Arrivée en France et débuts en solo

En 1989, Seyni décide de s’installer en France et choisît Angoulême. Il fonde 2 ans plus tard son premier groupe, BDM (Black Dance Music) et enregistre en 1993 son premier album sur le territoire français : « Allah Nikki » (« Ce que dieu te donne ») en autoproduction.

Il réalise avec ce groupe ses premières tournées à travers l’Europe.

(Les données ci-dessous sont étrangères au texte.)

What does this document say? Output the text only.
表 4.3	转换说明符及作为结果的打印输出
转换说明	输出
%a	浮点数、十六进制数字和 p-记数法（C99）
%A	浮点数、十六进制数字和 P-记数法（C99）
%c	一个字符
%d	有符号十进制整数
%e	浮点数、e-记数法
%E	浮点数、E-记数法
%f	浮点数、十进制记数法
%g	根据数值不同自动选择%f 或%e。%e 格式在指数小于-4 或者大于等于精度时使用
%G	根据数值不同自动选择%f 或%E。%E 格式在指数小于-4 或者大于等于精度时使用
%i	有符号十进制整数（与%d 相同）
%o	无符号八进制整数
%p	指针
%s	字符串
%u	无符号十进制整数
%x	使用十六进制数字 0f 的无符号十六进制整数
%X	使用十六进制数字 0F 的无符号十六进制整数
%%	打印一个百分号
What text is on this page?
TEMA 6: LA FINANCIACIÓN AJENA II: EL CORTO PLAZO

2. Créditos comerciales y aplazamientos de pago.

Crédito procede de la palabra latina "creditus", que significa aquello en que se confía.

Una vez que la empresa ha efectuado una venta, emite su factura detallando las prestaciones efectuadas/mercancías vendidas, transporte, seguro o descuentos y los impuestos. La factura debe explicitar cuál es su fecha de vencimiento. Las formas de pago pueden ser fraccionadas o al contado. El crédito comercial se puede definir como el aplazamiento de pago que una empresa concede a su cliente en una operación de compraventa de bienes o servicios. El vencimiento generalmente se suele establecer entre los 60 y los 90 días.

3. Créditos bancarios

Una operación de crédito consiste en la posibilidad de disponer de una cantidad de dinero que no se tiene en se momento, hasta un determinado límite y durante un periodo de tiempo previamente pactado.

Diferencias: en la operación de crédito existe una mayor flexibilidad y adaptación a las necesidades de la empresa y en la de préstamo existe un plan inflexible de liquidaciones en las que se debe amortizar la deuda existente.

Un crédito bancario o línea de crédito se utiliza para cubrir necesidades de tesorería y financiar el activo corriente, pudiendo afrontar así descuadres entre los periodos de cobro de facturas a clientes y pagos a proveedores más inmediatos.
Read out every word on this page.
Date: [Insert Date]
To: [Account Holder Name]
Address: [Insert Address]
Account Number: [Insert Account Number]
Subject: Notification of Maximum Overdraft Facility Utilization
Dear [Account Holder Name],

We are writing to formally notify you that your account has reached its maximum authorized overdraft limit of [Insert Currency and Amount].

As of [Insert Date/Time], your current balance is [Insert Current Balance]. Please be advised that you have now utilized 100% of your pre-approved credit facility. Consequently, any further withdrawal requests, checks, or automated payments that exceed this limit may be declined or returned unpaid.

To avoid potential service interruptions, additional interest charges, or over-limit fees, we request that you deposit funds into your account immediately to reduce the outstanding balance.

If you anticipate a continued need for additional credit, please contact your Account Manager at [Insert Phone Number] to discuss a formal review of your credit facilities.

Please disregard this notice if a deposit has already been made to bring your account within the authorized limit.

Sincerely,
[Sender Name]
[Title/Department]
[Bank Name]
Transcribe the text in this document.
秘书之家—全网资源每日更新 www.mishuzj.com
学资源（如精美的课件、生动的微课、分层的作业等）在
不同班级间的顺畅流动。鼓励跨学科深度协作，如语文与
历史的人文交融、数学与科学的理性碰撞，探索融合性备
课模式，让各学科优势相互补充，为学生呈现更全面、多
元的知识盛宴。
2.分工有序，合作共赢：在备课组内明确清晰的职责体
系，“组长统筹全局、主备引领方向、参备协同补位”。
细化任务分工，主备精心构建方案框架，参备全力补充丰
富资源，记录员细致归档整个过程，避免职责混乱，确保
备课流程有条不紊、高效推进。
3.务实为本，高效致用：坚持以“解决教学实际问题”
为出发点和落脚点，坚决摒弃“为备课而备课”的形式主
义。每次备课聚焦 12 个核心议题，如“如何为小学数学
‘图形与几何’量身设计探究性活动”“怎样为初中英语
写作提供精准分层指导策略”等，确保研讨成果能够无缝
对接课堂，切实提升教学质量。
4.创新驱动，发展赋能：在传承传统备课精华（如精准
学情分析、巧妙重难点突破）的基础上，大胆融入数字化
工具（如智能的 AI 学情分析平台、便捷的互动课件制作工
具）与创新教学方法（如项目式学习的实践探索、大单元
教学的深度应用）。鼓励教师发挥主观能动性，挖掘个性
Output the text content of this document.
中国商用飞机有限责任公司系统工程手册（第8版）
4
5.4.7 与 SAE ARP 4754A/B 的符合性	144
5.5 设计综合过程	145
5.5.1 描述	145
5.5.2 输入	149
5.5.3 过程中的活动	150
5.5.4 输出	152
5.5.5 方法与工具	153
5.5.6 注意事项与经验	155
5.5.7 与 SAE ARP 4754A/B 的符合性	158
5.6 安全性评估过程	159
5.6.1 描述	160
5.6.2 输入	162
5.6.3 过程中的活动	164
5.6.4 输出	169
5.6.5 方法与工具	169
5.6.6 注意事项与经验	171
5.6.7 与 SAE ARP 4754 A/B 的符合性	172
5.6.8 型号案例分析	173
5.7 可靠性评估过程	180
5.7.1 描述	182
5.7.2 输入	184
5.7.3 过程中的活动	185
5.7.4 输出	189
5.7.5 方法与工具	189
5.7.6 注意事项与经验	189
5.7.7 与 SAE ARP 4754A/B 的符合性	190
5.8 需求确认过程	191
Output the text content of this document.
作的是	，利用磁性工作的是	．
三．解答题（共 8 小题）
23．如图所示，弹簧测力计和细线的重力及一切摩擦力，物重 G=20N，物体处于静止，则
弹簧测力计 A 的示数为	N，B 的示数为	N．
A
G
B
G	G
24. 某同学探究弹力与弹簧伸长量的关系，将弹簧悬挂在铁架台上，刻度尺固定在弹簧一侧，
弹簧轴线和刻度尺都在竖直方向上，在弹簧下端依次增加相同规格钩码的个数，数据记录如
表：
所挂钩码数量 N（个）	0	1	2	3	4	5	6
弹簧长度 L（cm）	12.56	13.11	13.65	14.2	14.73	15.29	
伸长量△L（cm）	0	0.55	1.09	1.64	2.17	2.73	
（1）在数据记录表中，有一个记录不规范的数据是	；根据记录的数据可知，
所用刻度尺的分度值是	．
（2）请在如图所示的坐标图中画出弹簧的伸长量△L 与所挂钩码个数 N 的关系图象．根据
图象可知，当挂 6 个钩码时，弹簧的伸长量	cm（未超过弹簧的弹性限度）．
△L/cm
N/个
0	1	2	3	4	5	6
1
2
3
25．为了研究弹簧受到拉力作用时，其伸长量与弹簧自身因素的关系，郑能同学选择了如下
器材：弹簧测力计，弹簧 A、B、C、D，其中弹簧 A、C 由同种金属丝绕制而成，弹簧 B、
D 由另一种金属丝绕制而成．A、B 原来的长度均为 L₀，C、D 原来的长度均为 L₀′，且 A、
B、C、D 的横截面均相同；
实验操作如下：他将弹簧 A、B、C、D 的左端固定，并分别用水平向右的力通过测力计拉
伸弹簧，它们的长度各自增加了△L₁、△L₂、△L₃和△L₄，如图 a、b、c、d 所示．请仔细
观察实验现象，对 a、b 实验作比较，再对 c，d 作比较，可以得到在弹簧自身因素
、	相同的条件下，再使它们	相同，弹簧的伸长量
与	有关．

Après s’être installé à Bordeaux, Seyni fonde son deuxième groupe en 1996 qu’il nomme « Rootsaba » (« Roots » pour racines en anglais et « saba » qui signifie 3 dans sa langue paternelle) et sort en 1998 l’album « Nana » dont le titre « Mon Beau Village » se hisse au premier rang des hits de la BBC Londonienne durant une semaine.

Il sort 2 ans plus tard l’album « Limaniya » (« Courage et humilité ») avec des invités tels que Manu Dibango qui posera son saxophone sur le titre « Faniko ».

En parallèle, il enchaîne les tournées en France et à l’international et se produit dans des salles parisiennes mythiques telles que le New Morning, l’Elysée-Montmartre ou encore La Flèche d’Or.

Il rencontre à la même période Fred Lachaize et commence ainsi à travailler avec la société Music’Action, ce qui donnera naissance au célèbre festival de musique Reggae Sun Ska Festival en 1998.

À l’occasion d’un voyage dans son pays natal accompagné de son groupe, Seyni souhaite s’y produire mais la situation politique et le manque de moyens des producteurs de musique locaux l’en empêchent ; il parvient toutefois à organiser un concert par ses propres moyens.